A 30-minute drive down U.S. 59 south from Victoria leads straight into the heart of Goliad. The town was glittery with Christmas decorations, and there were holiday activities for the whole family to enjoy in the historic downtown area. With an ice skating rink, costume contests for dogs and Santa Claus arriving on a longhorn, the first weekend of December in Goliad was filled with events embodying the true spirit of Christmas, Texas-style.
At Goliad State Park, we stood in awe of the historic mission. Mission Nuestra Señora del Espíritu Santo De Zuniga, or Mission Espíritu Santo for short, was restored by crews of the Civilian Conservation Corps in the 1930s, and restoration continued during the 1970s by the Texas Parks and Wildlife Department. The mission is filled with galleries of artifacts found on the property that were used by the site’s earlier inhabitants.
After touring the chapel and the galleries inside the mission walls, we wandered over to the Aranama Trail. The trail is a brisk quarter-mile long and includes a wooden bridge leading to an area that looks as if it was inhabited around the same time the mission was in full swing.
Re-enactors fight the Battle of Coleto Creek near Goliad.
Down the road from the state park is the Presidio La Bahía, a fort with a history that reflects the tumultuous struggle for control of the area in the 1700s and 1800s involving the Spanish, French, Mexicans and Texians. The presidio houses a museum mapping the site’s history and gives detailed accounts through artifacts and presentations of how the six flags of Texas and three flags of revolution flew over the presidio.
The grounds surrounding the presidio have just as much history as the fort itself. In front of the fort is a memorial statue to Gen. Ignacio Zaragoza, along with his restored birthplace. Nearby is the Fannin Memorial Monument, with the names of Col. James Fannin’s Texas Revolution troops inscribed in stone, plus a memorial to the Angel of Goliad.
For our meal that evening, we decided to pick up fast food and picnic at the state park so we could watch the sun go down and the lights of the mission come to life. While our food was not fancy, the view sure was.

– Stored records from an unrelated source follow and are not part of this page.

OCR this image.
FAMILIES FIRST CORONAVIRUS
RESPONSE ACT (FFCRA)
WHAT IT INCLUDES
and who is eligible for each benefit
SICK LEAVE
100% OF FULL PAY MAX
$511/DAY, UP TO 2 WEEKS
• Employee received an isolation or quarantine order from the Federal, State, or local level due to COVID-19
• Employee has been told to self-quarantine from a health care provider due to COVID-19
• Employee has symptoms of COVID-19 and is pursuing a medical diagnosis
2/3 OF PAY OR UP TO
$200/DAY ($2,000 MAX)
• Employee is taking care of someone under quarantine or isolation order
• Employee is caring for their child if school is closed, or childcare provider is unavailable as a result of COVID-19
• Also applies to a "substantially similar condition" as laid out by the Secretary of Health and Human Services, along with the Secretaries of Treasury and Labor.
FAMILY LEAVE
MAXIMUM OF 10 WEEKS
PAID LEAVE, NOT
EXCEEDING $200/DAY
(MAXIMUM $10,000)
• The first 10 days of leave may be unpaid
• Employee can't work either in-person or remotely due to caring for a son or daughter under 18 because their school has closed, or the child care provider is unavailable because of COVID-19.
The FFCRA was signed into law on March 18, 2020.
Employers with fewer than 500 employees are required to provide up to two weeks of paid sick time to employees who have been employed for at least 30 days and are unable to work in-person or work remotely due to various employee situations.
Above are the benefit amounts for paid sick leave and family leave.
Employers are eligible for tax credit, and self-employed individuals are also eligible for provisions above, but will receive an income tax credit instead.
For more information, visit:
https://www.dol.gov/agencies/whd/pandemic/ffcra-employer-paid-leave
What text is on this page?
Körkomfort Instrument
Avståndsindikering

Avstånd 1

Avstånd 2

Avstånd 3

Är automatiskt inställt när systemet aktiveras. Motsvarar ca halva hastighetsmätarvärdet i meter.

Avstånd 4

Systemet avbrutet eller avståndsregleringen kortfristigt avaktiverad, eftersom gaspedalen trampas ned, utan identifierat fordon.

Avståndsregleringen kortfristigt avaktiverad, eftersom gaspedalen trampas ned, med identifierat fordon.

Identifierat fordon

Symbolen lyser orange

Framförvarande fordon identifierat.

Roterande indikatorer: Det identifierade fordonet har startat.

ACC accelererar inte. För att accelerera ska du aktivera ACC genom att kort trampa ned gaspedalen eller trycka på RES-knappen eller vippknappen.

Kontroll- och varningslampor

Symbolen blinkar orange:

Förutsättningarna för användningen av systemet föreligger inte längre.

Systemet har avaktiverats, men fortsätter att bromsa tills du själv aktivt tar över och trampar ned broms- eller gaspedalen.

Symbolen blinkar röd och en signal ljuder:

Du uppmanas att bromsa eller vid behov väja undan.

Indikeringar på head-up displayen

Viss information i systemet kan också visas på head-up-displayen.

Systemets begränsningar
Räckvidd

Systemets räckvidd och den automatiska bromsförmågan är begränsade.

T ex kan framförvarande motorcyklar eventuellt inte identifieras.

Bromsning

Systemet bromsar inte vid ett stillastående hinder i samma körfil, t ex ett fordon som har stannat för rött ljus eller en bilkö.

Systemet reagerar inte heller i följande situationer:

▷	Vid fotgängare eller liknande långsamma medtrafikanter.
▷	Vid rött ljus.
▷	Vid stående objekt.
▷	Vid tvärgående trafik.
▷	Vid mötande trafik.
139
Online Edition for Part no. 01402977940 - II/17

That night, the mission was hosting Christmas at the Mission, including a presentation by the Beeville Community Chorus directed by James Lee. We were led down a path lined with paper lanterns to the chapel where the choir performed. The choir filled the room with songs and solos that echoed within the chapel.
The next morning, we had the best breakfast of the weekend. One of the specialties of Friendly Oaks is baked grapefruit. The grapefruit is coated with sugar, then baked in the oven, and comes out perfectly tender. It will leave you wanting more than just half of the succulent fruit.
After breakfast, we packed our belongings, checked out of our weekend retreat and drove to the Fannin Battleground outside of Goliad. The battleground is the site of the Battle of Coleto Creek, the last stand for Fannin and his men before they were executed at the Presidio La Bahía under orders from Mexican Gen. Santa Anna. The battleground includes an exhibit with information about the battle, a granite monument honoring Fannin and his men and a picnic pavilion.
Following our visit to the battlefield, we stopped at the Empresario Restaurant on the square in Goliad’s historic district. The food was delicious and featured homemade pies for dessert and bags of locally grown pecans for sale.
After that last filling meal, we began our trip back home along twisting country roads, back to the reality of final exams and deadlines. We will not soon forget Victoria and Goliad, towns whose homegrown food and long history make for a great escape, especially during the holidays.